General John de Chastelain has revealed no details of what has been put beyond use.
However, the estimated IRA arsenal, prior to the first act of decommissioning was:
Semtex: 2.6 tonnes.
Detonators: 500.
AK-47 Assault rifle: 600.
Armalite AR-15 Assault rifle: No more than 20.
RPG-7 Rocket launcher: 11.
SAM-7 Surface-to-air missile: nine (never used, possibly because of defects).
LPO-50 Flamethrower: 6.
Webley .455 Revolver: 60.
7.62mm FN MAG
Machine gun: 12.
Ammunition hundreds of thousands of rounds, some still in manufacturers boxes.
The IRA is thought also to have acquired various other types of heavy machine guns, assault rifles, handguns, pistols and hand grenades over the years. Various explosive substances were also in the dumps.
IRA bomb makers became highly skilled in producing homemade explosive devices, particularly deadly mortar bombs.
Even the IRA's own leadership may not know the full extent of its arsenal, a leading expert on decommissioning said yesterday.
Sean Boyne, a defence analyst with Jane's Information Group, said British security services had been trying to keep track of the organisation's weaponry for decades.
They provided General de Chastelain with detailed estimates of armaments including SAM missiles, flame-throwers, machine guns, and explosives in 1998, and updated the figures last year.
But Mr Boyne said they could only roughly describe the arsenal the IRA had accumulated from various sources over the years.
"Nobody could be totally accurate. Maybe not even the IRA know all the weaponry its members have around the place.
"There could be some stuff hidden and forgotten that might turn up later."

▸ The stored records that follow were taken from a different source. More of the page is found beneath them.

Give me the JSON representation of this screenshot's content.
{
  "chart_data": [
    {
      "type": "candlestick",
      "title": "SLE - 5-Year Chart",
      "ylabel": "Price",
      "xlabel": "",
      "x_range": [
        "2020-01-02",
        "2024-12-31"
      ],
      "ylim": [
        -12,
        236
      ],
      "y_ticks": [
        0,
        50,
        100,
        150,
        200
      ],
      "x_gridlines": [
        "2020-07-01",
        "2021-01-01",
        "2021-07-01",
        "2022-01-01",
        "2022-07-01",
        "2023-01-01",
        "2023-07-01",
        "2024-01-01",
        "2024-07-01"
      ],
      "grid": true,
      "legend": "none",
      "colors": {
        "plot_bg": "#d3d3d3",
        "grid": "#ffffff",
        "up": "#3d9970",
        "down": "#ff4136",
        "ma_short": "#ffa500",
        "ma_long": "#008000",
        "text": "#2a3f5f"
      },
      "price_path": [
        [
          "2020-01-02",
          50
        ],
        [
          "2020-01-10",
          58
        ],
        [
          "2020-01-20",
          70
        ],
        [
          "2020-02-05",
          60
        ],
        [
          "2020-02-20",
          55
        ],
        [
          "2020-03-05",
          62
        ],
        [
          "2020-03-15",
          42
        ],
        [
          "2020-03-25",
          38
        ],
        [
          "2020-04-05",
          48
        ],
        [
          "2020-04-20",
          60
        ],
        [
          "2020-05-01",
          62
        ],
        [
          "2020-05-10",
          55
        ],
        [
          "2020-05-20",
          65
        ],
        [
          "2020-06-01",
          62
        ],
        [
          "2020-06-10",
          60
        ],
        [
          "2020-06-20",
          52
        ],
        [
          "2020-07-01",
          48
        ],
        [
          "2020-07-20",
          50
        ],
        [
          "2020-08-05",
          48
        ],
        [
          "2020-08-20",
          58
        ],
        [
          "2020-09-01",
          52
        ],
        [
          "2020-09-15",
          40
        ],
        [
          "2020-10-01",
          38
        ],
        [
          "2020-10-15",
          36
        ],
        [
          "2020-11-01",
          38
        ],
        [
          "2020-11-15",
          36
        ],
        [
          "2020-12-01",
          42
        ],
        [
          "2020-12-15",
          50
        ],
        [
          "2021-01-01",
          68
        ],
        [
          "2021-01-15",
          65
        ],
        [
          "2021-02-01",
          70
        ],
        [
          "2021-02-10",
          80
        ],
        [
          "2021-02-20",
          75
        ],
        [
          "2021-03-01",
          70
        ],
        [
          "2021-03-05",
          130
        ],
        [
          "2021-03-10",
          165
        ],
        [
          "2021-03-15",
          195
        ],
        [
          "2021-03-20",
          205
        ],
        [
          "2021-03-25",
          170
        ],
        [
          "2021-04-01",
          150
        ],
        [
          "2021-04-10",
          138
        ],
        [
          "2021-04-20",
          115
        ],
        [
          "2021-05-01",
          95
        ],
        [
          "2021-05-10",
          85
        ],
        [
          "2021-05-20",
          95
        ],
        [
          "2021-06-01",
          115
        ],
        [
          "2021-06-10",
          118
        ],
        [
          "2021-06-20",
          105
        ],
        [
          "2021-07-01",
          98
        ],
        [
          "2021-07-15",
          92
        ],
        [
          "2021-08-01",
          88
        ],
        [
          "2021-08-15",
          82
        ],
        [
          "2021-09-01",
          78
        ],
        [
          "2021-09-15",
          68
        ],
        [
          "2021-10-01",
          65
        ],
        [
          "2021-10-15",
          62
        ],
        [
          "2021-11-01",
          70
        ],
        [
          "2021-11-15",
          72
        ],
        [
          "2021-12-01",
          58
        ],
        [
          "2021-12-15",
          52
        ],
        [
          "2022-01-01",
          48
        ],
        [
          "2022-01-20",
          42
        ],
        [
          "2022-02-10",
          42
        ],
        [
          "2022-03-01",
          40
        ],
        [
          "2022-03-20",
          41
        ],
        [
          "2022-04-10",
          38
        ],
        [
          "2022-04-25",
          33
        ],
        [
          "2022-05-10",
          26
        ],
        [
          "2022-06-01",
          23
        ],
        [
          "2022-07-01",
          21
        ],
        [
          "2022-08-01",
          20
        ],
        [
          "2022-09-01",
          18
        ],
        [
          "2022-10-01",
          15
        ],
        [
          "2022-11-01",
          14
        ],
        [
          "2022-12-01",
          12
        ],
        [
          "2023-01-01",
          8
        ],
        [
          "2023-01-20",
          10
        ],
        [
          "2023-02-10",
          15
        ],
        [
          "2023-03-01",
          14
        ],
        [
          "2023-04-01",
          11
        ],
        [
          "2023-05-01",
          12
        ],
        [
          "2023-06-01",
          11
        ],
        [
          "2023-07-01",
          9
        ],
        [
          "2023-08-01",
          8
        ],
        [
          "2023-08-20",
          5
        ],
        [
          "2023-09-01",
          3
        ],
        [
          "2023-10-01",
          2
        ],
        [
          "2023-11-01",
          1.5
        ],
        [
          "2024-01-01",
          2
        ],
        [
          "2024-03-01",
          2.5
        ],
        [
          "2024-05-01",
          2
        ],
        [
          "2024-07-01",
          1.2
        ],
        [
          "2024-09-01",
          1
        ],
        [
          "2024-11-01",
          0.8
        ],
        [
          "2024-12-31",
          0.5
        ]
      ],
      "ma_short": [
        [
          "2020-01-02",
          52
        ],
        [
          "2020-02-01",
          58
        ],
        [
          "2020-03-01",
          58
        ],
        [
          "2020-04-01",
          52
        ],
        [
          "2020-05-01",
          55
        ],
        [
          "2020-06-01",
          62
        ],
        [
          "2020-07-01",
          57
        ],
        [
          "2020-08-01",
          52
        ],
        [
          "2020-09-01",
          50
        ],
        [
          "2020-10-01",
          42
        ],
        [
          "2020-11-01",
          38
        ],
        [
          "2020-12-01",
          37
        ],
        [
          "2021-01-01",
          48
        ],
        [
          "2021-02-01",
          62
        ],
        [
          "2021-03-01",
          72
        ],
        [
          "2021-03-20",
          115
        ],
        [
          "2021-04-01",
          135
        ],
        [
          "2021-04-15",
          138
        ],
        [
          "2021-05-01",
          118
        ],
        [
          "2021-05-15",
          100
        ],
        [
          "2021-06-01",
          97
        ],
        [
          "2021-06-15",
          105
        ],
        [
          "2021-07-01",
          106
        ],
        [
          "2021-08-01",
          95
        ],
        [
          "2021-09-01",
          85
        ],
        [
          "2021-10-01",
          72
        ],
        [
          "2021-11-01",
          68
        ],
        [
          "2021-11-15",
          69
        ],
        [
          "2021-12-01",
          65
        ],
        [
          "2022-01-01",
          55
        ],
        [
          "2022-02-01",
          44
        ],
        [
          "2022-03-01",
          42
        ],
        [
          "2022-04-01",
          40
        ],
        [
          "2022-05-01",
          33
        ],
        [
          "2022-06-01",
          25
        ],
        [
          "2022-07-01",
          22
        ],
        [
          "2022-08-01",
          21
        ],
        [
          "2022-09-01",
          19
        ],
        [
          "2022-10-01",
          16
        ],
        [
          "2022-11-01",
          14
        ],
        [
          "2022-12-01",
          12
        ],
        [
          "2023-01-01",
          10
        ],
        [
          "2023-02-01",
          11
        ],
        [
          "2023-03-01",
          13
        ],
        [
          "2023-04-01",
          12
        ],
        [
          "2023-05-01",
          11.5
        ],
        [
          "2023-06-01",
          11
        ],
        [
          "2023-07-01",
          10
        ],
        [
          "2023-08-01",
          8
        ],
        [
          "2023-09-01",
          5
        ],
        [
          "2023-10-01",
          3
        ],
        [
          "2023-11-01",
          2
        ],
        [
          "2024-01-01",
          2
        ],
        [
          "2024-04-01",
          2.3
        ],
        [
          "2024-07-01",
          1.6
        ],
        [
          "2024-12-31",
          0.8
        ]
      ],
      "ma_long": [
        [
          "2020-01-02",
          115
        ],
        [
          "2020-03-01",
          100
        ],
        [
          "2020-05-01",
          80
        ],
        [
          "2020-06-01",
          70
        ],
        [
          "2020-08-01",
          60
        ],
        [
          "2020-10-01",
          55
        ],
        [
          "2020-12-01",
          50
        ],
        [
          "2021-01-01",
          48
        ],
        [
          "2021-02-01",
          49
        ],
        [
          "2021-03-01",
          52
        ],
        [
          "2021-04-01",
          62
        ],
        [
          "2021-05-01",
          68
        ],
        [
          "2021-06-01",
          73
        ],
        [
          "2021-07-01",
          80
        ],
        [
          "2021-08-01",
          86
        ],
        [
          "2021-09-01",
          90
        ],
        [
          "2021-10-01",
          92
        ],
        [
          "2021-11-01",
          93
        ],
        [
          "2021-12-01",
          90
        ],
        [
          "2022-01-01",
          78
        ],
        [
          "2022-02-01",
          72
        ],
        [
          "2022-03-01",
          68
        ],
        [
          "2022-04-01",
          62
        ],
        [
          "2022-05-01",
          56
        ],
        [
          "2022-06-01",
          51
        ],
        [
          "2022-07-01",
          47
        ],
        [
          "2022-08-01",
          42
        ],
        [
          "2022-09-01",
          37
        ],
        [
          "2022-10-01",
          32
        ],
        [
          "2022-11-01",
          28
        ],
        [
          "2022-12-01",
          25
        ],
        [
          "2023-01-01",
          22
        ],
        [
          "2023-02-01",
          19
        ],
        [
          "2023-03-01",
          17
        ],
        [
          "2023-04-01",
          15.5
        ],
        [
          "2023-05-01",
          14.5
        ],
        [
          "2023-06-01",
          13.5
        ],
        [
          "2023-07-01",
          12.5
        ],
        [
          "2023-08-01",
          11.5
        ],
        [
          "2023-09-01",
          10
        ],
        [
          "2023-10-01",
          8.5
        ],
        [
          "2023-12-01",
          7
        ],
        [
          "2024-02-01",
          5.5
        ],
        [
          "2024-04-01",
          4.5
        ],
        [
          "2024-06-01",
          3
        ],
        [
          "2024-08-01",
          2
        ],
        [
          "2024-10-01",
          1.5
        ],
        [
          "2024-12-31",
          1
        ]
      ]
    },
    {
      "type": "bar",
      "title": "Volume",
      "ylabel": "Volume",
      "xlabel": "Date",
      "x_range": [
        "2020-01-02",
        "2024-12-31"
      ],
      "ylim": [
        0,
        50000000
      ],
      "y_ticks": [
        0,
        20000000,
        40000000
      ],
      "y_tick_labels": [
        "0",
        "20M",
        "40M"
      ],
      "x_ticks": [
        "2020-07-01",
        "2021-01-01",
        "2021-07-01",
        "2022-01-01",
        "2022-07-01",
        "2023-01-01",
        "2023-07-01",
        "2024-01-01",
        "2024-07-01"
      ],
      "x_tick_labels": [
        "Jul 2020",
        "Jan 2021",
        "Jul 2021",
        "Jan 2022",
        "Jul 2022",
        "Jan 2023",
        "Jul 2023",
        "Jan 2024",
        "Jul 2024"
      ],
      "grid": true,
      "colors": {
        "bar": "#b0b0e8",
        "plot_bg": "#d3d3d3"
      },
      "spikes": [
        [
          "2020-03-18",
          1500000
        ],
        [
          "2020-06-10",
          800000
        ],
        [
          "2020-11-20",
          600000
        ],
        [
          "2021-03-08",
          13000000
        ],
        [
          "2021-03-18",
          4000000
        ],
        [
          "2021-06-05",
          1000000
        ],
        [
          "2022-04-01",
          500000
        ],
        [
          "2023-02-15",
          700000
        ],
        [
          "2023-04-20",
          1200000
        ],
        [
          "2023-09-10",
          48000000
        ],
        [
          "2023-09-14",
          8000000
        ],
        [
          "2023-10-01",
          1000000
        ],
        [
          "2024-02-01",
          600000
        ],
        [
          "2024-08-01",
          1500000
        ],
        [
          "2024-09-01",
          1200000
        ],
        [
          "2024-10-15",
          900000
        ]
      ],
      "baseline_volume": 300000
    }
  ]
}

According to Mr Boyne, who is publishing a book on decommissioning later this year, the 1998 estimates were primarily made up of arms supplied by Libyan leader Colonel Gaddafi during the 1980s.
Libya later supplied British officials with details of the shipments, allowing reasonably accurate figures to be prepared once seizures had been taken into account.
Mr Boyne said: "General de Chastelain has talked about some updated estimates that the security services gave him last year, but I can't imagine they would have changed that much."
Apart from Libya, some of the IRA's weapons came from the US during the 1970s, although shipments largely ceased from the mid-1980s, according to Mr Boyne.
Some armaments had been taken from the IRA's stocks by dissidents who formed the Real IRA, making it more difficult to assess the arsenal.
"We simply don't know how much went to the Real IRA," said Mr Boyne.
"The security services have made their estimates based on intelligence, and that is the best they can do."